As each instruction of a fixed-length instruction set includes a fixed number of bytes, locating instructions is simplified as well. The location of instructions subsequent to a particular instruction is implied by the location of the particular instruction (i.e. as fixed offsets from the location of the particular instruction). Conversely, locating a second variable-length instruction requires locating the end of the first variable-length instruction; locating a third variable-length instruction requires locating the end of the second variable-length instruction, etc. Still further, variable-length instructions lack the fixed field structure of fixed-length instructions. Decoding is further complicated by the lack of fixed fields.

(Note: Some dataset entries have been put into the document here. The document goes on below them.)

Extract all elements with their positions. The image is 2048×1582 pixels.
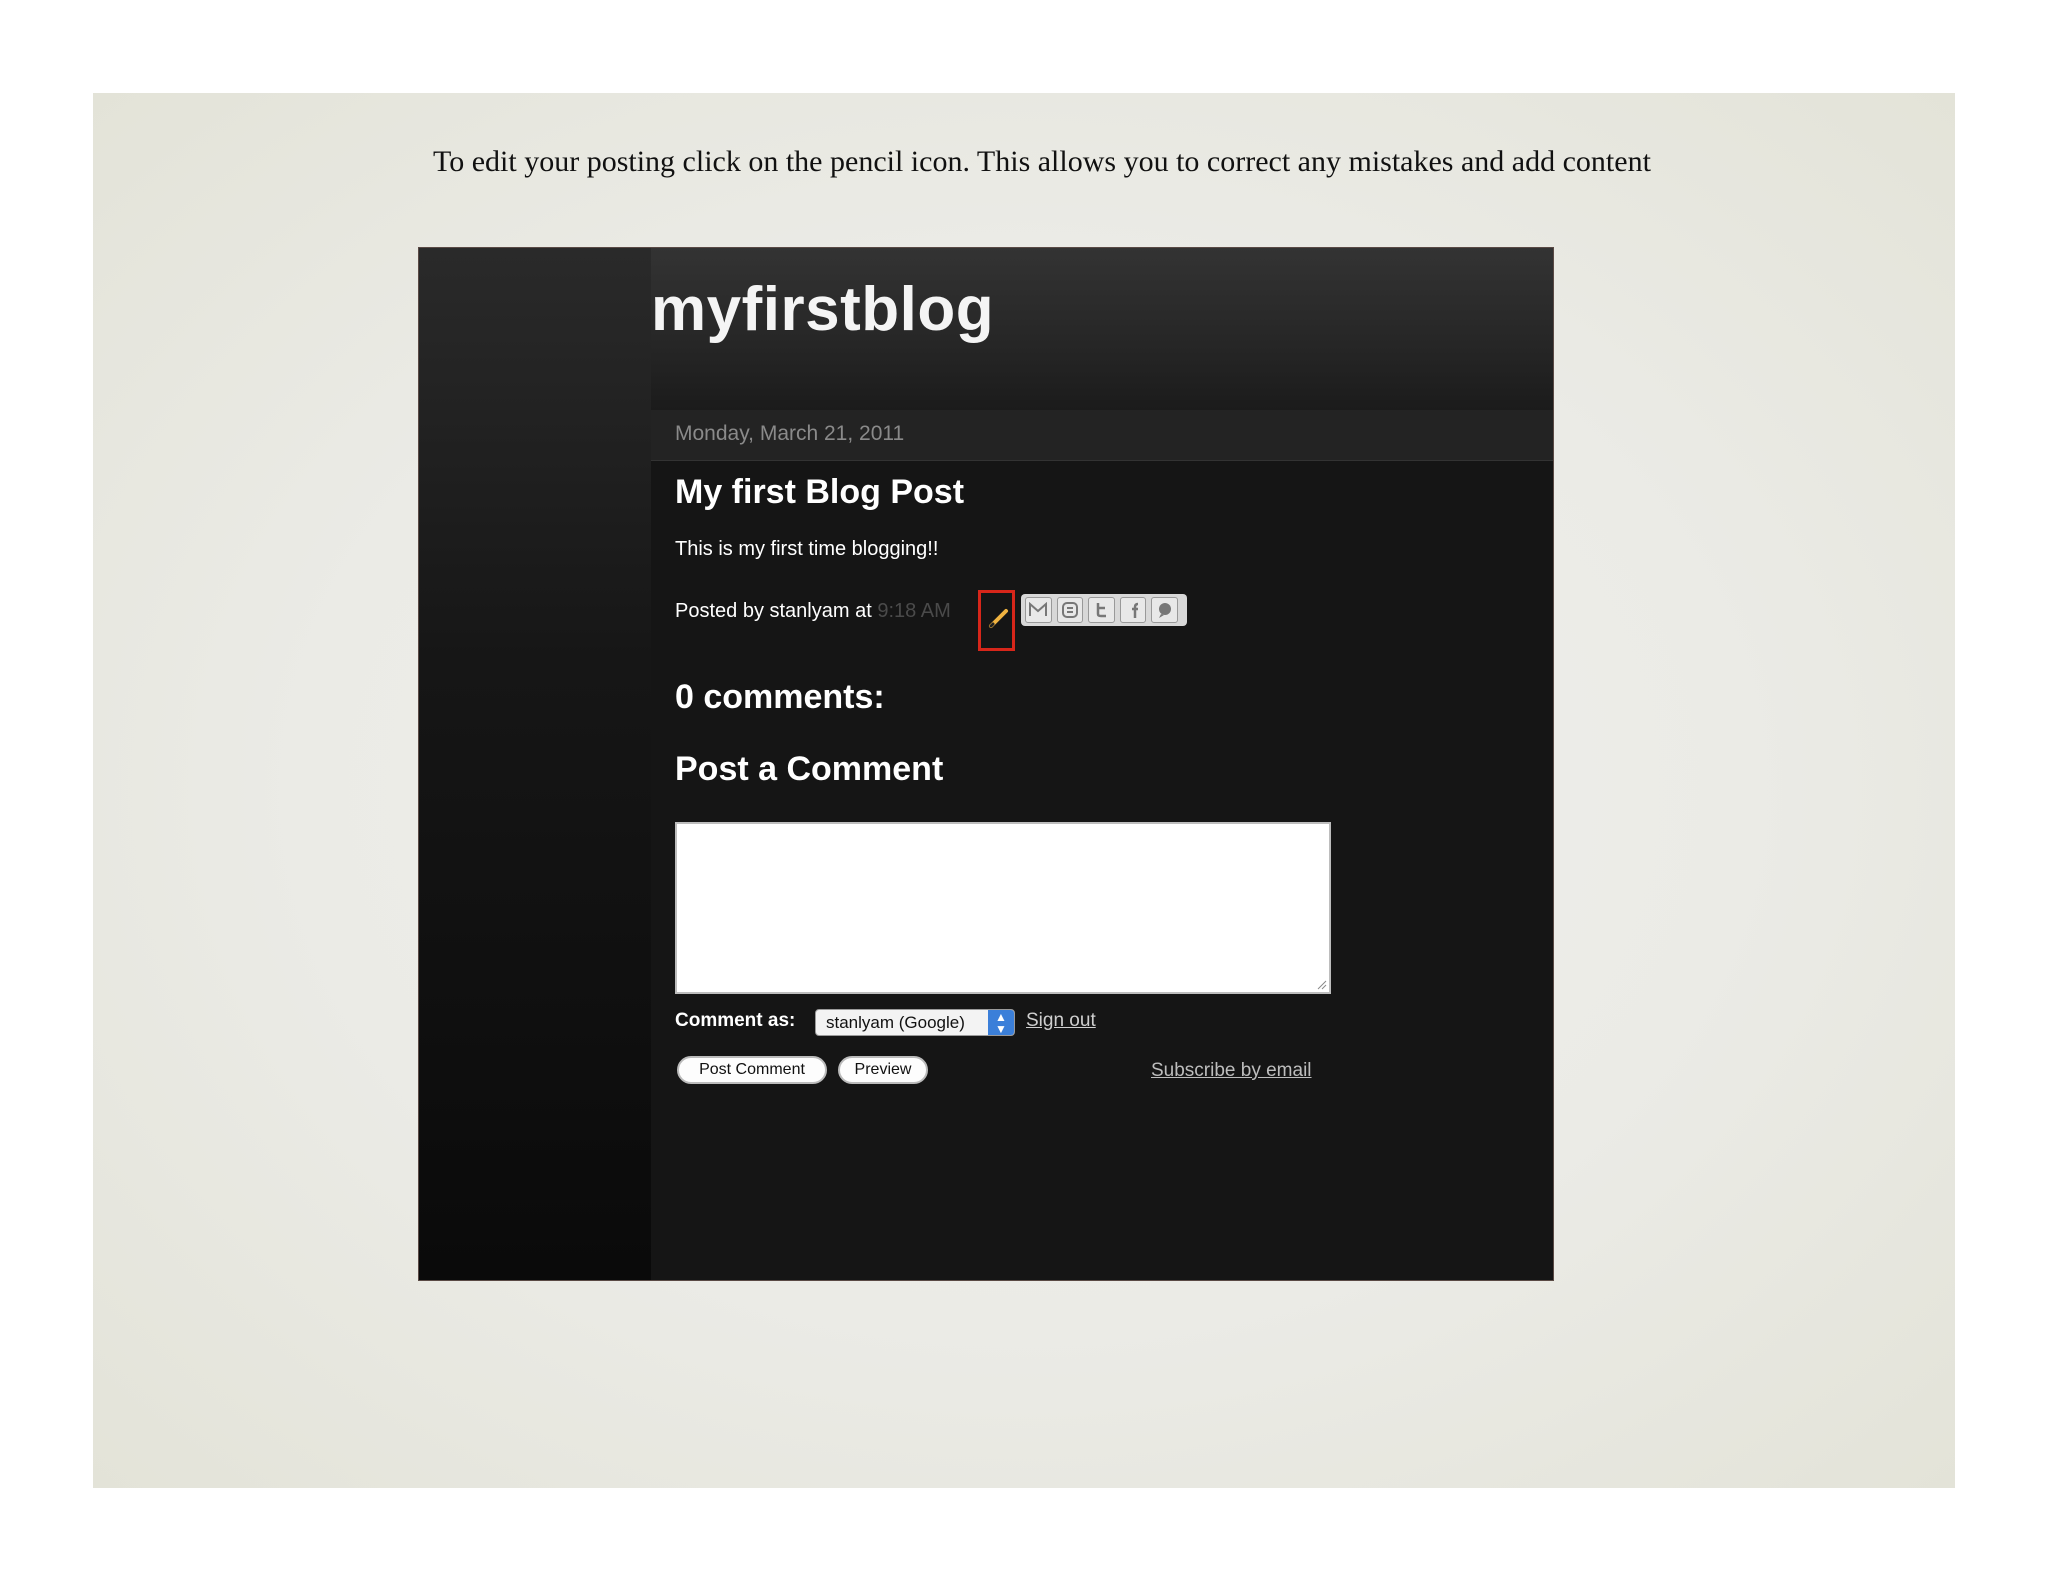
comment-identity-select[interactable]: stanlyam (Google) ▲ ▼ — [815, 1009, 1015, 1036]
identity-selected-value: stanlyam (Google) — [826, 1013, 965, 1032]
resize-handle-icon[interactable] — [1315, 978, 1327, 990]
posted-by-text: Posted by stanlyam at — [675, 600, 872, 622]
preview-button[interactable]: Preview — [838, 1056, 928, 1084]
post-comment-button[interactable]: Post Comment — [677, 1056, 827, 1084]
blogger-icon[interactable] — [1056, 597, 1084, 623]
buzz-icon[interactable] — [1151, 597, 1178, 623]
comment-as-label: Comment as: — [675, 1010, 796, 1031]
share-toolbar — [1021, 594, 1187, 626]
select-arrows-icon: ▲ ▼ — [988, 1010, 1014, 1035]
comment-textarea[interactable] — [675, 822, 1331, 994]
subscribe-by-email-link[interactable]: Subscribe by email — [1151, 1060, 1312, 1082]
post-footer: Posted by stanlyam at 9:18 AM — [675, 600, 951, 623]
post-body: This is my first time blogging!! — [675, 538, 939, 560]
blog-sidebar — [419, 248, 651, 1280]
email-icon[interactable] — [1025, 597, 1052, 623]
blog-title[interactable]: myfirstblog — [651, 274, 994, 345]
post-timestamp-link[interactable]: 9:18 AM — [877, 600, 950, 622]
blog-screenshot: myfirstblog Monday, March 21, 2011 My fi… — [418, 247, 1554, 1281]
comments-heading: 0 comments: — [675, 678, 885, 716]
facebook-icon[interactable] — [1119, 597, 1147, 623]
post-comment-heading: Post a Comment — [675, 750, 944, 788]
blog-main: Monday, March 21, 2011 My first Blog Pos… — [651, 410, 1553, 1280]
sign-out-link[interactable]: Sign out — [1026, 1010, 1096, 1032]
pencil-icon[interactable] — [987, 606, 1011, 630]
post-title[interactable]: My first Blog Post — [675, 473, 964, 512]
instruction-text: To edit your posting click on the pencil… — [433, 145, 1651, 178]
twitter-icon[interactable] — [1088, 597, 1115, 623]
post-date: Monday, March 21, 2011 — [675, 422, 905, 445]
date-header: Monday, March 21, 2011 — [651, 410, 1553, 461]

RISC architectures employing fixed-length instruction sets suffer from problems not generally applicable to CISC architectures employing variable-length instruction sets. Because each instruction is fixed length, certain relatively simple instructions may waste memory space by occupying more bytes than needed to convey instruction information. In contrast, variable-length instruction sets typically pack instruction information into the smallest possible number of bytes.
Still further, since RISC architectures do not include the more complex instructions employed by CISC architectures, the number of instructions in a program coded with RISC instructions may be larger than the number of instructions employed in the same program coded in with CISC instructions. Each of the more complex instructions coded in the CISC version of the program is replaced by multiple instructions in the RISC version of the program. Therefore, the RISC version of a program often occupies significantly more memory than the CISC version of the program. Correspondingly, a greater instruction bandwidth is required between memory storing the program and the processor is needed for the RISC version of the program than for the CISC version of the program.
In the past, the MIPS RISC architecture supported only a 32-bit MIPS instruction set including fixed-length, 32-bit MIPS instructions. More recently, the MIPS architecture has been expanded to include an optional MIPS16 application-specific extension (ASE). The MIPS16 ASE defines both 16-bit MIPS16 instructions and 32-bit MIPS16 instructions. The MIPS16 instruction set is thus by definition a variable-length instruction set. Each “compressed” MIPS16 instruction has a corresponding “noncompressed” 32-bit MIPS instruction, and translation hardware is commonly used to translate MIPS16 instructions to corresponding 32-bit MIPS instructions for execution by a MIPS processor. The MIPS16 instruction set allows instructions to be encoded using fewer bits, and the MIPS16 version of a program often occupies significantly less memory than the 32-bit MIPS version of the same program.
A processor implementing the MIPS RISC architecture may execute instructions (i.e., code) including 32-bit MIPS instructions, MIPS16 instructions, or both 32-bit MIPS instructions and MIPS16 instructions. In the simplest implementation, 16-bit MIPS16 instructions following non-aligned MIPS16 instructions must be fetched from an instruction cache twice (i.e., refetched). Such duplicate fetches have two detrimental effects. First, even when the refetched instructions are found in an instruction cache, the duplicate fetches increase the required number of instruction cache reads, thus increasing the amount of electrical power dissipated by instruction cache logic. This increased electrical power dissipation tends to become very significant at higher clock frequencies. Second, when a refetched instruction is not found in the instruction cache, the refetched instruction must be re-fetched from an external memory. This creates a problem as bus interface logic used to access the external memory is typically optimized for sequential fetches.
An ongoing need thus exists for processors having dynamically reconfigurable hardware capable of efficiently fetching both fixed-length instructions and variable-length instructions.